Moreover, Hertz and its Dollar and Thrifty affiliates aren't alone in charging dubious administration fees to customers who drive through cashless toll plazas. In 2017, the Avis family of car rental companies, which includes Budget and Payless, entered into a settlement with the Florida attorney general's office similar to the one Dollar and Hertz entered into this year.

The issue extends well beyond the Sunshine State or the Bay Area. Seventeen states make use of E-ZPass electronic tolling. And on its website, Thrifty lists 25 states for which it sells its PlatePass prepaid electronic toll product.

A review of the policies of the major U.S. rental companies showed that Dollar and Thrifty, with their administration fees of $9.99 per toll in Florida and $15 per toll in other states, charge the most to customers who use electronic tolling.

Those companies also provide the alternative of opting into a prepaid toll program for prices that vary by region. (As mentioned, the offer I received was $52 for six days.) Hertz charges administration fees of $5.95 for each day in which a driver incurs electronic tolls.

Charges at other companies vary.
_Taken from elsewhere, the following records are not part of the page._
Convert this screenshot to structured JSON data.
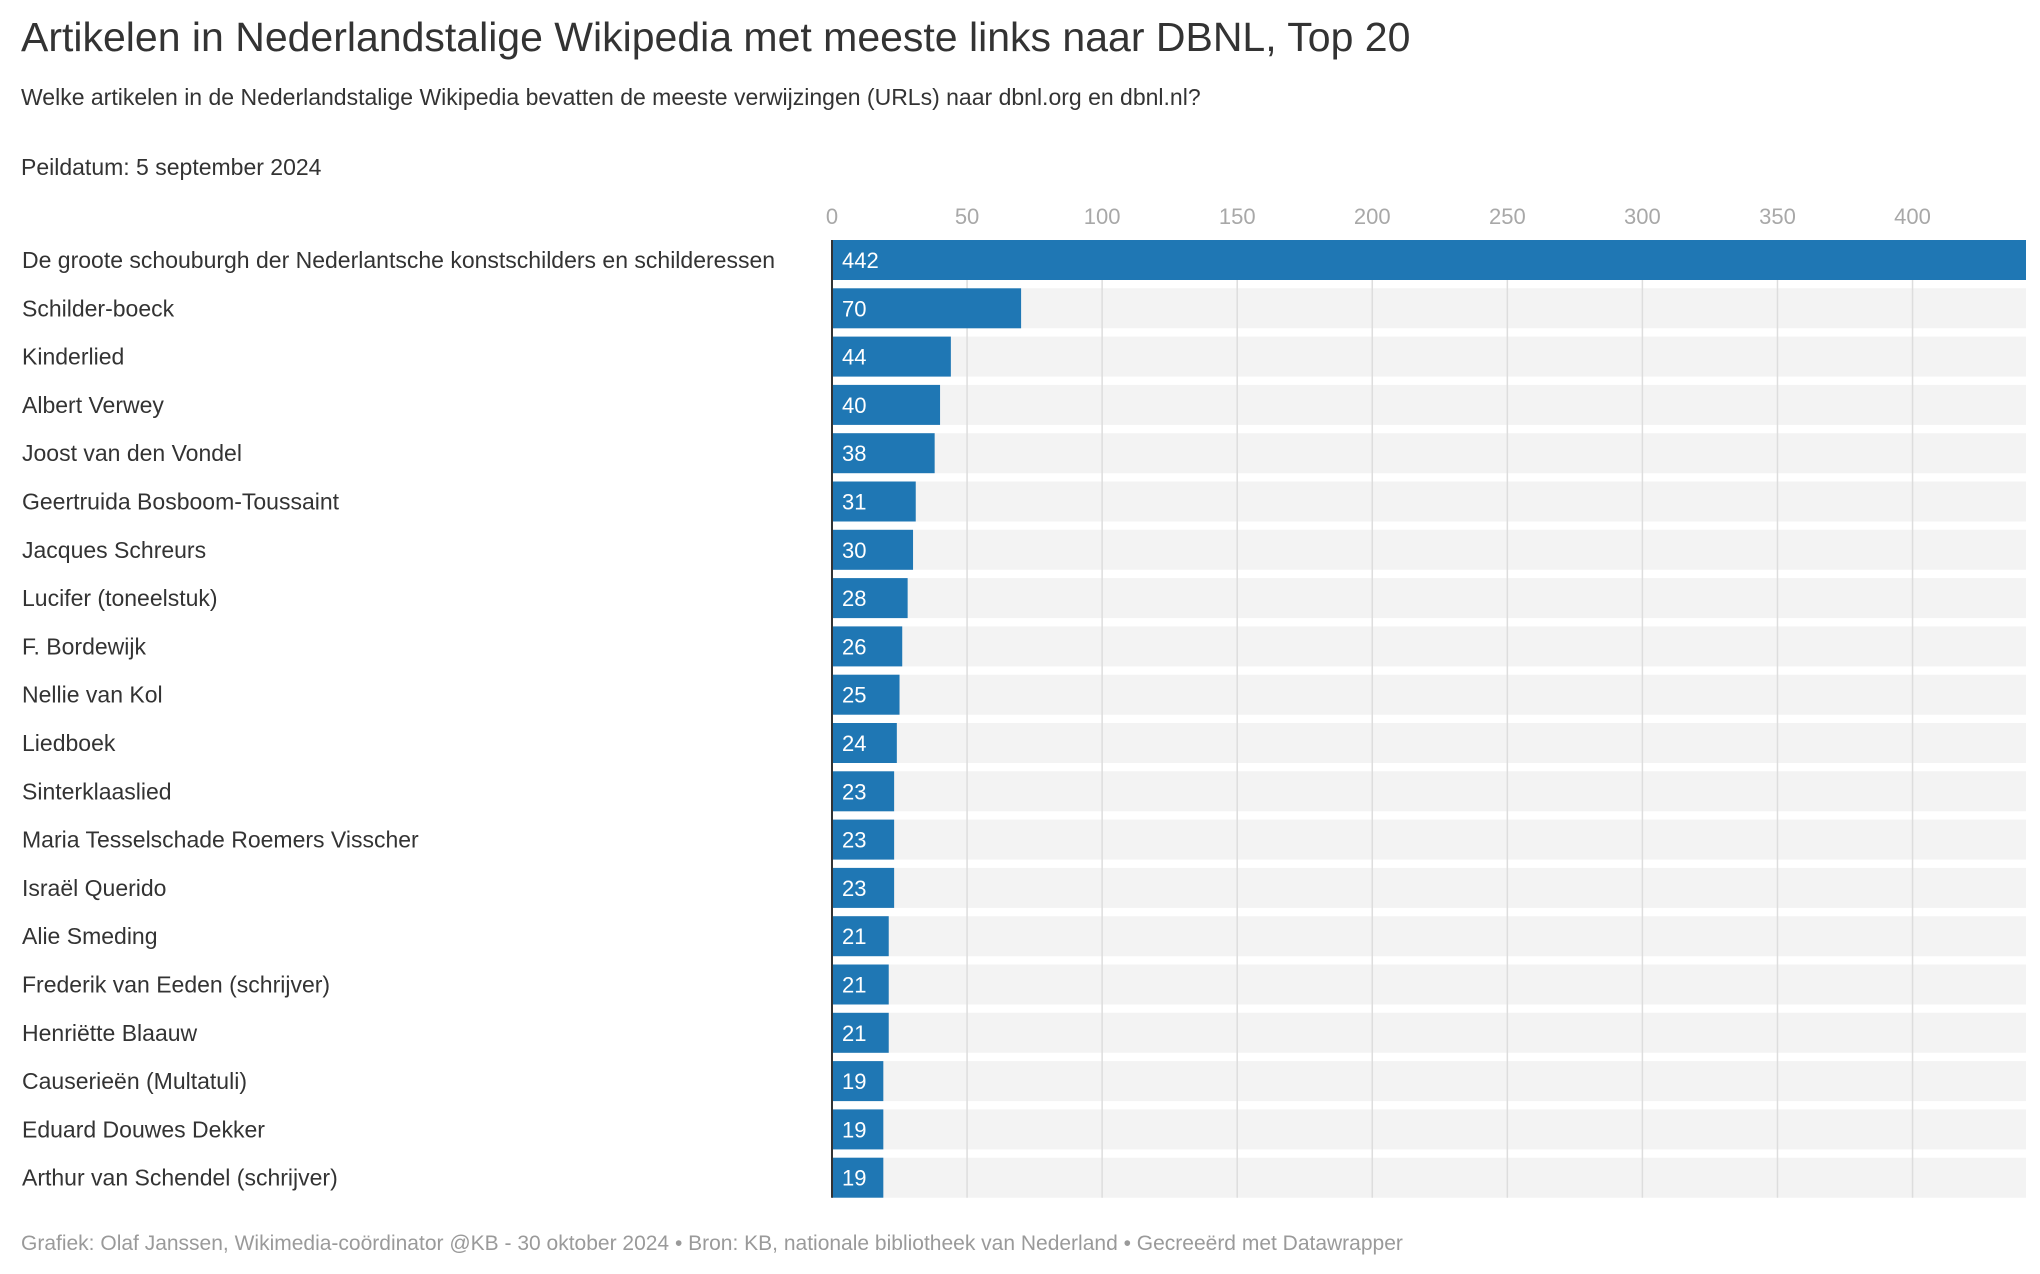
{
  "chart_data": {
    "type": "bar",
    "orientation": "horizontal",
    "title": "Artikelen in Nederlandstalige Wikipedia met meeste links naar DBNL, Top 20",
    "subtitle": "Welke artikelen in de Nederlandstalige Wikipedia bevatten de meeste verwijzingen (URLs) naar dbnl.org en dbnl.nl?",
    "note": "Peildatum: 5 september 2024",
    "footer": "Grafiek: Olaf Janssen, Wikimedia-coördinator @KB - 30 oktober 2024 • Bron: KB, nationale bibliotheek van Nederland • Gecreeërd met Datawrapper",
    "categories": [
      "De groote schouburgh der Nederlantsche konstschilders en schilderessen",
      "Schilder-boeck",
      "Kinderlied",
      "Albert Verwey",
      "Joost van den Vondel",
      "Geertruida Bosboom-Toussaint",
      "Jacques Schreurs",
      "Lucifer (toneelstuk)",
      "F. Bordewijk",
      "Nellie van Kol",
      "Liedboek",
      "Sinterklaaslied",
      "Maria Tesselschade Roemers Visscher",
      "Israël Querido",
      "Alie Smeding",
      "Frederik van Eeden (schrijver)",
      "Henriëtte Blaauw",
      "Causerieën (Multatuli)",
      "Eduard Douwes Dekker",
      "Arthur van Schendel (schrijver)"
    ],
    "values": [
      442,
      70,
      44,
      40,
      38,
      31,
      30,
      28,
      26,
      25,
      24,
      23,
      23,
      23,
      21,
      21,
      21,
      19,
      19,
      19
    ],
    "value_labels": [
      "442",
      "70",
      "44",
      "40",
      "38",
      "31",
      "30",
      "28",
      "26",
      "25",
      "24",
      "23",
      "23",
      "23",
      "21",
      "21",
      "21",
      "19",
      "19",
      "19"
    ],
    "xlim": [
      0,
      442
    ],
    "xticks": [
      0,
      50,
      100,
      150,
      200,
      250,
      300,
      350,
      400
    ],
    "xtick_labels": [
      "0",
      "50",
      "100",
      "150",
      "200",
      "250",
      "300",
      "350",
      "400"
    ],
    "axis_position": "top",
    "grid": true,
    "legend": "none",
    "colors": {
      "bar": "#1f77b4",
      "track": "#f3f3f3",
      "grid": "#dddddd",
      "axis": "#333333"
    }
  }
}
Payless charges a daily fee of $2.95, capped at $14.95 per month, beginning with the first day a driver goes through an electronic toll plaza and continuing for each remaining day of the rental term, even if the driver incurs no more tolls.

Payless sister companies Avis and Budget have similar policies, but charge $3.95 per day, up to $19.75 per month.

The Enterprise Group of rental car companies, which includes Enterprise, Alamo and National, also charge fees of $3.95 per day, capped at $19.75. However, customers only incur a fee on days in which they pass through an electronic toll booth.

Audi's luxury brand, Silvercar, is friendlier, charging a one-time fee of $4.95, which spokesman Robert Ferrara told me is enough to cover the costs the company incurs from handling cashless tolling.

With all the companies, customers typically have the choice of providing their own transponders in order to avoid the fees, though my experience with Dollar raises questions about how frequently renters are informed about that option.

In an email, Lauren Luster, communications manager for Dollar parent the Hertz Corp., said that electronic tolling administrative fee policies for Dollar, Thrifty and Hertz are clearly stated in rental agreements and are also on websites and other corporate materials, including within the vehicles.

"We also recently updated our training to ensure that all customer-facing employees are fully versed on our product offerings and disclosures," she wrote.

As for the amount of the fees, she said they offset costs associated with dealing with electronic tolling, including providing transponders, paying the tolling authority and identifying the correct renters to bill.

In a phone interview, Michelle Couch-Friedman, executive director of the consumer group Elliott Advocacy, questioned why rental car companies should charge administrative fees for electronic tolling at all as opposed to the simpler and more transparent step of building administrative costs into the rental price.

"It's a questionable practice, because it really doesn't cost the rental agency anything," she said. "There's no one sitting around in a rental office that needs to be paid $19.99."

Couch-Friedman said that most of the complaints Elliott has received related to such fees have come from drivers who were unaware they would pass through cashless toll plazas. She advises consumers to learn the toll and transponder policies of rental companies before making a reservation.

Further, she said, renters who intend to use their own transponders should make sure the rental company's transponder is switched off in order to avoid being charged twice.